Tak świątobliwy ks. Bronisław Markiewicz założył swój dom sierot w Miejscu Piastowym.
Tyle z legendy...
Wiosna 1892 roku miała być nie tylko wiosną w życiu ks. Br. Markiewicza dla Jego dzieła, ale była nadzwyczajną wiosną dla małej podkarpackiej wioski Miejsce.
Dnia 24 marca 1892 r. stanął w M i e j s c u. Dzień był piękny, słoneczny, Wiosna szła od gór, dysząca nadmiarem sił, wzniecając w skrzepłej ziemi gorączkę rozrostu.
Rozgrzana ziemia dymiła ostrymi zapachami zwiędłych mchów, zielsk i liści. Ponad wezbranymi strumieniami zapala kaczeńce i potrząsa płowo – różowymi kotkami łoziny.
Od rana tegoż dnia kilka dziewczyn grabi park pana Kolatora Trzecieskiego. Rozmawiają między sobą o mającym przyjechać aż z Włoch nowym p r o b o s z c z u...
Od parobków dworskich już wiedzą, że na stację pojechał piękny, czarny powóz po nowego proboszcza.
Opowiadała mi (28 stycznia 1951 r.) p. Marianna Lorenc z domu Albrycht, żona rzeźbiarza, że była tego dnia przy grabieniu liści w parku, gdy pani Kolatorka Trzecieska kazała jej postarać się o drzewo i zapalić w pokoju zwanym „zbrojownią”. Był to pokój gościnny we dworze p. Trzecieskich , ozdobiony starymi zbrojami rycerskimi, szyszakami i bronią. Sam go widziałem, gdy byłem 1 stycznia 1944 r. we dworze. W tym pokoju miał zamieszkać nowy proboszcz.
– Spiesz się, powiedziała pani Kolatorka, ażeby pokój się ogrzał, bo ksiądz ten jedzie z gorącego kraju, a tu u nas choć wiosna, jest jeszcze chłodno.
Czekanie zawsze powiększa ciekawość. Przed południem zajechał powóz przed ganek, na którym widniał kamienny herb Trzecieskich „Strzemię”. Powitanie było krótkie, gdy z powozu wysiadł starszy już ksiądz, z jedną tylko walizką. Pragnęłam bardzo – opowiada dalej p. Marianna Lorenc – widzieć nowego proboszcza z bliska.
Po południu praca w parku trwała dalej. Tak bardzo zajęte byłyśmy grabieniem, żeśmy nie zauważyły, jak na ścieżce w pobliżu znalazł się nowy proboszcz. Pochwaliłam Pana Boga, wycierając ręce w zapaskę i ucałowałam go w rękę. Po kilku pytaniach, jak mi się pracuje, czy często przystępuję do Komunii św. zapytał:
– Moje dziecko, czy macie tu we wsi szwaczkę? Chcę sobie uszyć bieliznę.
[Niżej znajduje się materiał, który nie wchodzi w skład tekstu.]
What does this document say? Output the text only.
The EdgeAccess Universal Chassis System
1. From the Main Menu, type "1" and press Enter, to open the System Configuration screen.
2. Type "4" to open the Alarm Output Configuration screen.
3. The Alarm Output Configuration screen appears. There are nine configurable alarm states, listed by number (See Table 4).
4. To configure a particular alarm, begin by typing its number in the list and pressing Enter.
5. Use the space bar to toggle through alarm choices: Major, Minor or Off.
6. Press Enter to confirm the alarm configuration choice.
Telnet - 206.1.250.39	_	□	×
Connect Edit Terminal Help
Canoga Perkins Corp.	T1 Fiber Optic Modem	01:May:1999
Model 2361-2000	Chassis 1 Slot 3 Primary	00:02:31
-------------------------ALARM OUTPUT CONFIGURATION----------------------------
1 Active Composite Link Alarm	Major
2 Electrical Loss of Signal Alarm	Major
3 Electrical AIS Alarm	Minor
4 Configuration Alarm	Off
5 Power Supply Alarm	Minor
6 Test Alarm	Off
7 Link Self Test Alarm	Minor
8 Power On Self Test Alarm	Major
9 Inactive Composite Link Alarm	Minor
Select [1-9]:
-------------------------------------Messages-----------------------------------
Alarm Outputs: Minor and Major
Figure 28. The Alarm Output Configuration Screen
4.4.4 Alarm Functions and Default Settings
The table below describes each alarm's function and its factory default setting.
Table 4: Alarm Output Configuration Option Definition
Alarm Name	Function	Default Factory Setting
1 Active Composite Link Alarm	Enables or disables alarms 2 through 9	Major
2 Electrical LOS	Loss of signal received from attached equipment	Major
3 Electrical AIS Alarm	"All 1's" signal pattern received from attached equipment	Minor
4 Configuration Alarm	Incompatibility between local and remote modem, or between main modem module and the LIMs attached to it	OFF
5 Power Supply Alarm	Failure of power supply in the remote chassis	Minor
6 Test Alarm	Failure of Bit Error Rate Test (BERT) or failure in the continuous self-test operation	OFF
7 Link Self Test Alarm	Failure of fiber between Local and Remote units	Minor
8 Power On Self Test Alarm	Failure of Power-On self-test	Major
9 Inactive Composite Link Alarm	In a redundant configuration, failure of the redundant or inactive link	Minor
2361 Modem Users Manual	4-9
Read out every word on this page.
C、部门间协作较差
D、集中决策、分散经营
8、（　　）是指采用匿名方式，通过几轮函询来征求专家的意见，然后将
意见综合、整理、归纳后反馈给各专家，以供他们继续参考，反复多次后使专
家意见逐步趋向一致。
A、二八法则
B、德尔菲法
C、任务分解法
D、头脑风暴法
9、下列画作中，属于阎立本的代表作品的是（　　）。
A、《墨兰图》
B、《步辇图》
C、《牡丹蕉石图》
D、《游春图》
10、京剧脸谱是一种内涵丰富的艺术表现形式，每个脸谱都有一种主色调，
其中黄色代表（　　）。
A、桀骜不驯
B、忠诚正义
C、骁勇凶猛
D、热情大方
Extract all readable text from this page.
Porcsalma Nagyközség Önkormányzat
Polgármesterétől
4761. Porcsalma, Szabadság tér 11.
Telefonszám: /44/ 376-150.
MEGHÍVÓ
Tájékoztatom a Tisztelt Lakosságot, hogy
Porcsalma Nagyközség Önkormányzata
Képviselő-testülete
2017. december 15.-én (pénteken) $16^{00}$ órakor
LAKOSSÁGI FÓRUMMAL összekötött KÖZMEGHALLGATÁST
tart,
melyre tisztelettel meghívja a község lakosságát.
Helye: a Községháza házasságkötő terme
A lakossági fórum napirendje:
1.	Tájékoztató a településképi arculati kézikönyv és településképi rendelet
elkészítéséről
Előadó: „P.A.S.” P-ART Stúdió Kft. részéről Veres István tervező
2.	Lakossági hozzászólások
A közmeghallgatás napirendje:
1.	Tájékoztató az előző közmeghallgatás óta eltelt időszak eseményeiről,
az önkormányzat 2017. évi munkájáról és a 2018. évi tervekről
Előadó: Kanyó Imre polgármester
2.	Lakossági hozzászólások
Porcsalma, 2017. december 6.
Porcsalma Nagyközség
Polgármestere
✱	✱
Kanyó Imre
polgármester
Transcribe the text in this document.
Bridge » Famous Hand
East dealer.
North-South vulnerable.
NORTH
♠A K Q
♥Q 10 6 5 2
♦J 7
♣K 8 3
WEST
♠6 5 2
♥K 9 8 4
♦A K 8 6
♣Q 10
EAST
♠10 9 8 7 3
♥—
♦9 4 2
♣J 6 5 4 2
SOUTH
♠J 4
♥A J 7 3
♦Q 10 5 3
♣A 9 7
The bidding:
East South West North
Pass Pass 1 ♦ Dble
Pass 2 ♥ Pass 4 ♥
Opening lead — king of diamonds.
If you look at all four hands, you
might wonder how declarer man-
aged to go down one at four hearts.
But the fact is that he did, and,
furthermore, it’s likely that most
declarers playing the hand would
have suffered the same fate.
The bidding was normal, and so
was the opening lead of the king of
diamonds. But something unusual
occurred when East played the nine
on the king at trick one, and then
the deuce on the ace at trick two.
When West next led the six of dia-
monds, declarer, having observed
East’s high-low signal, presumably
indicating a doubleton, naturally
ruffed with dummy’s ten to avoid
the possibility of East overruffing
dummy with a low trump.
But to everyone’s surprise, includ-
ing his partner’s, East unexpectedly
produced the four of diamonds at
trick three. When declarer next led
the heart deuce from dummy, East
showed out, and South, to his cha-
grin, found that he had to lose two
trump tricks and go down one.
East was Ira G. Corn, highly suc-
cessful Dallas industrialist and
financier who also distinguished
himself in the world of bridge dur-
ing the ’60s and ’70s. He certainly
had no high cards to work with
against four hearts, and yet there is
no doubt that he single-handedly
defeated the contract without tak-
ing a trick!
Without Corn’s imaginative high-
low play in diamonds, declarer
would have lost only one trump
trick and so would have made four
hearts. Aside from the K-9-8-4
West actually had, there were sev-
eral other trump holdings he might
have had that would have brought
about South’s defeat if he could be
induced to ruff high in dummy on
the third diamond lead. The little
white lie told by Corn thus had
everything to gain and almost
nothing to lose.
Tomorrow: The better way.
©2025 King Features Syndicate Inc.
W tym czasie inne dziewczęta, które pracowały w parku, podeszły przywitać nowego księdza proboszcza, a słysząc jego zapytanie, chóralnie odpowiedziały:
– chyba Markiewiczka. Jak? – zapytał jaszcze raz, jakby nie dosłyszał, nowy proboszcz.
– Markiewiczka nazywa się ta szwaczka – odpowiedziała Marianna Lorenc.
– To tak, jak ja – powiedział nowy proboszcz. I zaraz wiedziałyśmy, opowiada mi p. Marianna, że nazywa się Markiewicz.
Po tym pierwszym spotkaniu osądziłyśmy, że nowy proboszcz jest człowiekiem bardzo ludzkim, uczulonym na drugiego człowieka, interesującym się wszystkim. Miał bardzo bystre, ale dobre oczy. I dobre też serce.
Tak wpisał się w Miejsce Piastowe i tu ciągle żyje.
Ks. Władysław Moroz CSMA, [w:] Nasze wspomnienia, Miejsce PIastowe 1979.